Weak law of large numbers for epsilon sequence that tends to 0

Question

Assume a $S_n=\sum_{i=1}^n X_i$ fulfills a weak law of large numbers, i.e. for every $\epsilon>0$, $$P\left(|\tfrac{1}{n}S_n - \mu| > \epsilon\right) \rightarrow 0$$ Does there exist a sequence $(\epsilon_n)_n$ with $\epsilon_n \rightarrow 0$ such that $$P\left(|\tfrac{1}{n}S_n - \mu| > \epsilon_n\right) \rightarrow 0$$ holds? Or do I need to make further assumptions about the $X_i$s?

Answer 1

Yes, and it really has nothing to do with law of large numbers.

Lemma: Suppose $Y_n$ are random variables with $\mathbb{P}(Y_n>\epsilon)\to 0$ for all $\epsilon>0$, then there exists a sequence $\epsilon_n\downarrow 0$ such that $\mathbb{P}(Y_n>\epsilon_n)\to 0$.
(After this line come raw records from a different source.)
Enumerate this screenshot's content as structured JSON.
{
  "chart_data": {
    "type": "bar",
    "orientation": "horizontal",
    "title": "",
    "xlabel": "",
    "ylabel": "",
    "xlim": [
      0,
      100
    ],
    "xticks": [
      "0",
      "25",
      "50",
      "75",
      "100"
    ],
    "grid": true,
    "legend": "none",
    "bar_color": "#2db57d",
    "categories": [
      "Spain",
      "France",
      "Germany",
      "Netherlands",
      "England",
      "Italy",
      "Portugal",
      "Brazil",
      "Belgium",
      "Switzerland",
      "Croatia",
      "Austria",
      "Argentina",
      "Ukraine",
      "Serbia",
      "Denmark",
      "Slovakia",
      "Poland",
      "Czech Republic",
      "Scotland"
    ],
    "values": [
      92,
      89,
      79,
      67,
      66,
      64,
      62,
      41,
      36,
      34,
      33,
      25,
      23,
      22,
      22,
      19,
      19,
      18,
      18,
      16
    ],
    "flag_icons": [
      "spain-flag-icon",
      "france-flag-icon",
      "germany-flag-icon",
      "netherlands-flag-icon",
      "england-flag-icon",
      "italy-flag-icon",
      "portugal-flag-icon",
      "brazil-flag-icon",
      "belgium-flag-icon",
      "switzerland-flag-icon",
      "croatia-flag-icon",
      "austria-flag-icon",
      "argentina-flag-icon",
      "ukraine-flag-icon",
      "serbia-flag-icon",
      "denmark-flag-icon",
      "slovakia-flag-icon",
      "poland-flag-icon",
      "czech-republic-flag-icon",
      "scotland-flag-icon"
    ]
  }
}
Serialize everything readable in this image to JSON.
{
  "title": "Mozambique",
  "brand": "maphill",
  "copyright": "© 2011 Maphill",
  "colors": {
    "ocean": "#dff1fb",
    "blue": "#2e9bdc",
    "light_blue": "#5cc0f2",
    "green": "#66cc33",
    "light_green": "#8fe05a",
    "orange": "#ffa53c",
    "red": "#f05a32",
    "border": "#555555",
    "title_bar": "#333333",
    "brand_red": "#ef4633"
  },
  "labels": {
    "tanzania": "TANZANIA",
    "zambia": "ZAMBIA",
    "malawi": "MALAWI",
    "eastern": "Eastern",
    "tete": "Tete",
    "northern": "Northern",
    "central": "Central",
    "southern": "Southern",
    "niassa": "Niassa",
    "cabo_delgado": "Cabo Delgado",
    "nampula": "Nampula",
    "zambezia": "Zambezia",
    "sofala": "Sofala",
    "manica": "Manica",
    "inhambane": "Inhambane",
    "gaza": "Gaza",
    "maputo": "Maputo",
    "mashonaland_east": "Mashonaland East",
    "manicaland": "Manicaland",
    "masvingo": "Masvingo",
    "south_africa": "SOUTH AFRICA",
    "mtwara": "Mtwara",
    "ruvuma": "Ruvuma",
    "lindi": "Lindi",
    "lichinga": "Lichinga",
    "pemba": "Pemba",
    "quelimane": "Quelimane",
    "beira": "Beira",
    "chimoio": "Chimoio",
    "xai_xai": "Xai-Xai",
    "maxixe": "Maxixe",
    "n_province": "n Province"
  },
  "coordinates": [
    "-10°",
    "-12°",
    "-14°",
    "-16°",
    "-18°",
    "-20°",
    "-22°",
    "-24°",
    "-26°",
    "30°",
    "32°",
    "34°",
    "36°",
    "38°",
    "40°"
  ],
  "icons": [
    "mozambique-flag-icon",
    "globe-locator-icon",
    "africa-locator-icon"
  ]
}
Proof: For every $m\geq 1$, there exists $N_m\in\mathbb{N}$ such that $\mathbb{P}(Y_n>2^{-m})<\frac1m$ for all $n\geq N_m$. So WLOG $N_{m+1}>N_m$, and choose $\epsilon_{N_m}=\epsilon_{N_m+1}=\dots=\epsilon_{N_{m+1}-1}=2^{-m}$. Then $\mathbb{P}(Y_n>\epsilon_n)<\frac1m$ for all $n\geq N_m$, hence the desired result.

Answer 2

For convergence in probability, by Chebyshev's inequality, an upper bound on the probability is $$ P(|\frac{S_n}{n} - \mu|>\varepsilon_n) <\frac{Var S_n}{n^2\varepsilon_n} = \frac{\sigma^2}{n \varepsilon_n} $$ Since second moment is finite, as long as $$ n \varepsilon_n \to \infty $$ the ratio converges to $\mu$.